Y vi al jincho luchar en su mente estrecha, recia y primitiva con una idea demasiado sangrante, demasiado dolorosa para ser realidad. Y tras una corta pausa musitó débilmente; como si la voz se le quebrase en suspiros:
-Don Leopo, ¿y qué jacemos con el Josco?
-Pues lo enyugaremos para arrastre de caña, la zafra se mete fuerte este año, y ese toro es duro y resistente.
-Usté dispense, don Leopo, pero ese toro es padrote de nación, es alebrestao, no sirve pa yugo.
Y descendió la escalera de caracol y por la enlunada veredita se hundió en el mar de sombras del cañaveral. Sangrante, como si le hubieran clavado un estoque en mitad del corazón.
Al otro día por el portalón blanco que une los caminos de las fincas lindantes, vi al jincho traer atado a una soga un enorme toro blanco. Los cuernos cortos, la poderosa testa mapeada en sepia. La dilatada y espaciosa nariz taladrada por una argolla de hierro. El jincho venía como empujado, lentamente, como con ganas de nunca llegar, por la veredita de los guayabales.
Y de súbito se oyó un mugido potente y agudo por las mayas de la colindancia de los Cocos, que hizo retumbar las rejoyas del San Lorenzo y los riscos del Farallón. Un relámpago cárdeno de alegría iluminó la faz macilenta del jincho.
Era el grito de guerra del Josco, el reto para jugarse en puñales de cuernos la supremacía del padronazgo. Empezó a mover la testa en forma pendular. Tiró furiosas cornadas al suelo, trayéndose en el filo de las astas tierra y pasto. Alucinado, lanzó cabezadas frontales al aire, como luchando con una sombra.
El jincho en la loma, junto a la casa, aguantó al toro blanco. El Josco ensayó un tranco ligero, hasta penetrar en la veredita. Se detuvo un momento. Remolineó ágil y comenzó a estoquear los pequeños guayabos que bordean la veredita. La testa coronada se le enguirnaldó de ramas, flores silvestres y bejucales.

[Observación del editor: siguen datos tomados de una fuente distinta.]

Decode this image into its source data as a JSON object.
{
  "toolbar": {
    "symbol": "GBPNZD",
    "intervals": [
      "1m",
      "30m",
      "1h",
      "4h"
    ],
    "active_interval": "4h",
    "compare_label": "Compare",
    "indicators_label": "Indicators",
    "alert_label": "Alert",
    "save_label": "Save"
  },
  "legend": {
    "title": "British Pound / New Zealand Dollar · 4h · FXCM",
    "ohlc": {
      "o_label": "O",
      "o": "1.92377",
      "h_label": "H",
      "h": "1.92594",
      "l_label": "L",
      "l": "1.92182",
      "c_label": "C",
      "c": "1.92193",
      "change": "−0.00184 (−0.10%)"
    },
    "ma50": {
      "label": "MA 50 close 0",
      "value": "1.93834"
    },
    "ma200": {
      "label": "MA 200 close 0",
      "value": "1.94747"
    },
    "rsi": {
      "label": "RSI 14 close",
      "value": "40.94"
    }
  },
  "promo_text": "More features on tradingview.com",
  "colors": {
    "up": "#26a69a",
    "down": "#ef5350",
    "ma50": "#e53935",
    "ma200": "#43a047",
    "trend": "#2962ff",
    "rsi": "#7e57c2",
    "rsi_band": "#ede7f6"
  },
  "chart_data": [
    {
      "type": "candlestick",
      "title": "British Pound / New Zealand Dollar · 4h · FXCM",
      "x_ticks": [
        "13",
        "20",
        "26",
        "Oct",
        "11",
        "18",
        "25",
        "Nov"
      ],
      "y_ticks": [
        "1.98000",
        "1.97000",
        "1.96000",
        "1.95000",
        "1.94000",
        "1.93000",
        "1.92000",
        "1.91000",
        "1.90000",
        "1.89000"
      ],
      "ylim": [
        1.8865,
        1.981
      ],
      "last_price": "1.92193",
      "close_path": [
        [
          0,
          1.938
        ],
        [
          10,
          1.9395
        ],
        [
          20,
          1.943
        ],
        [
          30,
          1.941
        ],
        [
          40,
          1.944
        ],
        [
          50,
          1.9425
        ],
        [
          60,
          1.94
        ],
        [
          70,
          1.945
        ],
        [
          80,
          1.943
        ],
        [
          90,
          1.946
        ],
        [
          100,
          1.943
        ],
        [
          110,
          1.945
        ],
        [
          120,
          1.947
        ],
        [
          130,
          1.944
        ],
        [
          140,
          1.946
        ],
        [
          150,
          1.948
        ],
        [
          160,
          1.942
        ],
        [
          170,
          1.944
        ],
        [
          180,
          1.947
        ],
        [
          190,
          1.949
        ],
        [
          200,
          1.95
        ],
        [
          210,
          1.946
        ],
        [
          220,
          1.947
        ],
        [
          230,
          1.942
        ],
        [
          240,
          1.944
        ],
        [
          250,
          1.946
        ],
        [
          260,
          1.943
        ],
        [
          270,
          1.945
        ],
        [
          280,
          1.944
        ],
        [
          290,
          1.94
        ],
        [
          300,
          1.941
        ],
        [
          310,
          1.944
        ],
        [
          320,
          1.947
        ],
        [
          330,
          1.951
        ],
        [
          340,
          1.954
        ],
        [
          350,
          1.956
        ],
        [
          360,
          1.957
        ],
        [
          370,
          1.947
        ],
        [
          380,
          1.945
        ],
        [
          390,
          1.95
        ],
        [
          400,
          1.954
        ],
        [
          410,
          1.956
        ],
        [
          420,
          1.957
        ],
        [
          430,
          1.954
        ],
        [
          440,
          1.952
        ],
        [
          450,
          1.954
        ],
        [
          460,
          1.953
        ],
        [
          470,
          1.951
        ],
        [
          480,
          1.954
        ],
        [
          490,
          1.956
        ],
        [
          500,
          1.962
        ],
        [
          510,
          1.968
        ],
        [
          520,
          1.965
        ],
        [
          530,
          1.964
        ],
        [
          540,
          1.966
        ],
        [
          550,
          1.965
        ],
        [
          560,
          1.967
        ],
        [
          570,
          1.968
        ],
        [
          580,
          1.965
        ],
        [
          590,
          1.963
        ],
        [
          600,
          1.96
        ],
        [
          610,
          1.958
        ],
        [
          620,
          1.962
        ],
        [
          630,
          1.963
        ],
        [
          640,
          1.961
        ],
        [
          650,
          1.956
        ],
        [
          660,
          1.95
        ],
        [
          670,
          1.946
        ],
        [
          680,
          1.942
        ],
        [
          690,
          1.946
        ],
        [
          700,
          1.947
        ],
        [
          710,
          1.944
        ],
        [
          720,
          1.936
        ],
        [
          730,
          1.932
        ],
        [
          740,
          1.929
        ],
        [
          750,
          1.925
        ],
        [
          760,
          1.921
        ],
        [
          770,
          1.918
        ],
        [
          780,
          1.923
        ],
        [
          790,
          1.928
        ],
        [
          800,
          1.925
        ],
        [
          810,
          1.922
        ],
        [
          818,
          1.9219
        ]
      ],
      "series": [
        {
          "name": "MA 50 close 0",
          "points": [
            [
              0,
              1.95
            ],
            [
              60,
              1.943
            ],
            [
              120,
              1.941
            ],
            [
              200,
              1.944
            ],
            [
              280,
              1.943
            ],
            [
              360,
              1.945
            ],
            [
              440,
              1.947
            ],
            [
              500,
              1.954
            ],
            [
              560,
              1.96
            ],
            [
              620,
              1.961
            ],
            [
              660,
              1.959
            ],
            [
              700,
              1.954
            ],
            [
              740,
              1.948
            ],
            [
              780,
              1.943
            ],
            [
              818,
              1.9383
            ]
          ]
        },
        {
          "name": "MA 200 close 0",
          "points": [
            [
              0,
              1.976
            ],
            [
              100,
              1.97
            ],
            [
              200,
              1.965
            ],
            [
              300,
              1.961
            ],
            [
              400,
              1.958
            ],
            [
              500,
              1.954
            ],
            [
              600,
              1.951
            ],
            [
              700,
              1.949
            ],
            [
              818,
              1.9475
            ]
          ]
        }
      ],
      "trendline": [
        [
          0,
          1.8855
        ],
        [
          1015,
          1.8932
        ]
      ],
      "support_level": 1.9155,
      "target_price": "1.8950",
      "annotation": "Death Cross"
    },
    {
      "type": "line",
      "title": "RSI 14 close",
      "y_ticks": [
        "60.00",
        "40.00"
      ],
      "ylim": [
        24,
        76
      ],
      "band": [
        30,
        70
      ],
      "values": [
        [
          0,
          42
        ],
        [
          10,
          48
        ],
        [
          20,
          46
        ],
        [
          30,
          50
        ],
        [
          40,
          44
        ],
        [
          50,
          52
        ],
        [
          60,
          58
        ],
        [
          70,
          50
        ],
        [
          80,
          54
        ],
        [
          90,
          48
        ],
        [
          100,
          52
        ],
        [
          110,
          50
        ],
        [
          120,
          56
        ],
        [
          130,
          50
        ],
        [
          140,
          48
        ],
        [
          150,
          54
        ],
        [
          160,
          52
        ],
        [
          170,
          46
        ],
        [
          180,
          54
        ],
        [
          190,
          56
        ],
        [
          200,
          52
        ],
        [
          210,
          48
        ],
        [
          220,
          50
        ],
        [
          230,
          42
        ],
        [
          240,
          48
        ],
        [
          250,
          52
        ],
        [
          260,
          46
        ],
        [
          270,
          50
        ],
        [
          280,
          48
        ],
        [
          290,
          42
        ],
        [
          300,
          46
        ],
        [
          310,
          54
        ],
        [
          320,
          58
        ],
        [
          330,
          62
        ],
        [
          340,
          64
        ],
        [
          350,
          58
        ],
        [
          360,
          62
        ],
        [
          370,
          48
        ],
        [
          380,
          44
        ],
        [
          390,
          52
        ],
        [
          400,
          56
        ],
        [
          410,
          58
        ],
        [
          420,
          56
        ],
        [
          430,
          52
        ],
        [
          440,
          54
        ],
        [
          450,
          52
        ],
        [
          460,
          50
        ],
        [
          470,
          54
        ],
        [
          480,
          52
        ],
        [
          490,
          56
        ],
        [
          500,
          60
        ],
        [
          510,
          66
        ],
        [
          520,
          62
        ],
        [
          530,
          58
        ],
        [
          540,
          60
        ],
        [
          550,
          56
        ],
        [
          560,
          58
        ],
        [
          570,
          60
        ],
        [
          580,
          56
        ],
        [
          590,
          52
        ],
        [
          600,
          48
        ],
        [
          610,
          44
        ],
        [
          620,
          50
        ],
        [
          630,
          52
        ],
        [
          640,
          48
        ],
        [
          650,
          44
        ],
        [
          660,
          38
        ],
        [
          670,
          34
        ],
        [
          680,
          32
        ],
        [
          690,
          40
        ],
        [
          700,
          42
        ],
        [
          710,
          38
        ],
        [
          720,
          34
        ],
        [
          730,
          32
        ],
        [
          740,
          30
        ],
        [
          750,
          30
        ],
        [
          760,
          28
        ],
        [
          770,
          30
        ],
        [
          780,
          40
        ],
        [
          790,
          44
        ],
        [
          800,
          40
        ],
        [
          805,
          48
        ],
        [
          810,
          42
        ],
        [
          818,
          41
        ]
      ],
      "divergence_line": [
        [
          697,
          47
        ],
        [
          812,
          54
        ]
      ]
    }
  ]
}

Venía lento, taimado, con un bramar repetido y monótono. Alargaba la cabeza, y el bramar culminaba en un mugido largo y de clarinada. Raspó la tierra con las bifurcadas pezuñas hasta levantar al cielo polvaredas de oro. Avanzó un poco. Luego quedó inmóvil, hierático, tenso. En los belfos negros y gomosos la baba se le espumaba en burbujas de plata. Así permaneció un rato. Dobló la cerviz, el hocico pegado al ras del suelo, resoplando violentamente, como husmeando una huella misteriosa. En la vieja casona la gente se fue asomando al balcón. Los agregados salían de sus bohíos. Los chiquillos de vientres abultados perforaban el aire con sus chillidos:
-El Josco pelea con el americano de los Velilla.
En el redondel de los cerros circunvecinos las voces se hicieron ecos. Los chiquillos azuzaban al Josco.
-Dale, Josco, que tú le puedes.
El Josco seguía avanzando, la cabeza baja, el andar lento y grave. Y el jincho no pudo contenerse y soltó el toro blanco. Este se cuadró receloso, empezó a escarbar la tierra con las anchas pezuñas y lanzó un bronco mugido.